Growers often use pesticides to protect their products from insects, weeds, fungi, and other pests. U.S. regulators help ensure that food produced with the use of pesticides is safe to eat by setting allowable levels called tolerances for pesticide chemical residues and by monitoring foods in the market to determine if those levels are being exceeded. The role of the Environmental Protection Agency (EPA) is to establish pesticide tolerances on the amount of a pesticide chemical residue a food can contain. The Food and Drug Administration (FDA) is responsible for enforcing those tolerances for domestic foods shipped in interstate commerce and foods imported into the United States (U.S.).
This report summarizes the results of FDA’s pesticide monitoring program for Fiscal Year (FY) 2019. The findings show that the levels of pesticide chemical residues measured by FDA in the U.S. food supply are generally in compliance with EPA pesticide tolerances.
FDA employs a three-fold strategy to enforce EPA’s pesticide tolerances in human and animal foods. In its regulatory pesticide residue monitoring program, FDA selectively monitors a broad range of domestic and import commodities for residues of over 800 different pesticides and selected industrial compounds. FDA may also carry out focused sampling surveys for specific commodities or selected pesticides of special interest. In addition, FDA monitors the levels of pesticide chemical residues in foods prepared for consumption in its Total Diet Study (TDS), an ongoing program that monitors contaminants and nutrients in the average U.S. diet.
In FY 2019 (October 1, 2018 through September 30, 2019), FDA analyzed 4,327 human food samples (1,258 domestic and 3,069 import samples) in its regulatory monitoring program.
FDA collected domestic human food samples from 45 states and Puerto Rico and import human food samples from 84 countries.

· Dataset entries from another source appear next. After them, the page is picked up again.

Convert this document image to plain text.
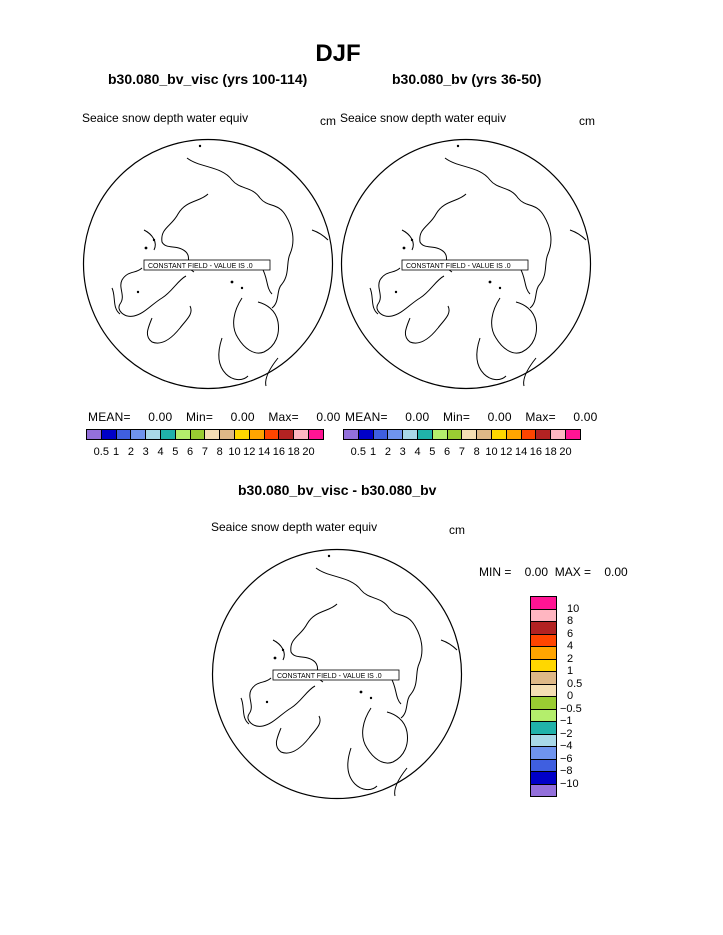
DJF
b30.080_bv_visc (yrs 100-114)	b30.080_bv (yrs 36-50)
Seaice snow depth water equiv	cm Seaice snow depth water equiv	cm
CONSTANT FIELD - VALUE IS .0	CONSTANT FIELD - VALUE IS .0
MEAN= 0.00 Min= 0.00 Max= 0.00 MEAN= 0.00 Min= 0.00 Max= 0.00
0.5 1 2 3 4 5 6 7 8 10 12 14 16 18 20	0.5 1 2 3 4 5 6 7 8 10 12 14 16 18 20
b30.080_bv_visc - b30.080_bv
Seaice snow depth water equiv	cm
MIN =    0.00  MAX =    0.00
CONSTANT FIELD - VALUE IS .0
10
8
6
4
2
1
0.5
0
−0.5
−1
−2
−4
−6
−8
−10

FDA found that 98.7% of domestic and 89.1% of import human foods were compliant with federal standards. No pesticide chemical residues were found in 42.4% of the domestic and 49.4% of the import samples.
In FY 2019, FDA also analyzed 365 animal food samples (127 domestic and 238 import samples) for pesticides. The Agency found that 98.4% of domestic and 95.4% of import animal food samples were compliant with federal standards. No pesticide chemical residues were found in 40.9% of the domestic and 43.7% of the import animal food samples.
In some human food commodity groups, the violation rate was higher for import samples. The higher violation rate affirms the validity of the sampling design in targeting import commodities more likely to contain violative pesticide chemical residues, and the countries more likely to export them. Factors considered in targeting import commodities include past problem areas, findings from state and federal monitoring, and foreign pesticide usage data. For the FY 2019 report, FDA performed a supplemental analysis to determine if food commodities with a violation rate less than 10 percent but with a significant difference between domestic and import violation rates also warrant increased sampling in the future.
In FY 2019, FDA conducted pesticide analyses for 153 domestic milk, shell eggs, honey, and game meat samples for the “Domestically Produced Animal-Derived Foods” assignment. No violative pesticide residues were found in any of the animal-derived foods, and 88.9% of the samples contained no residues.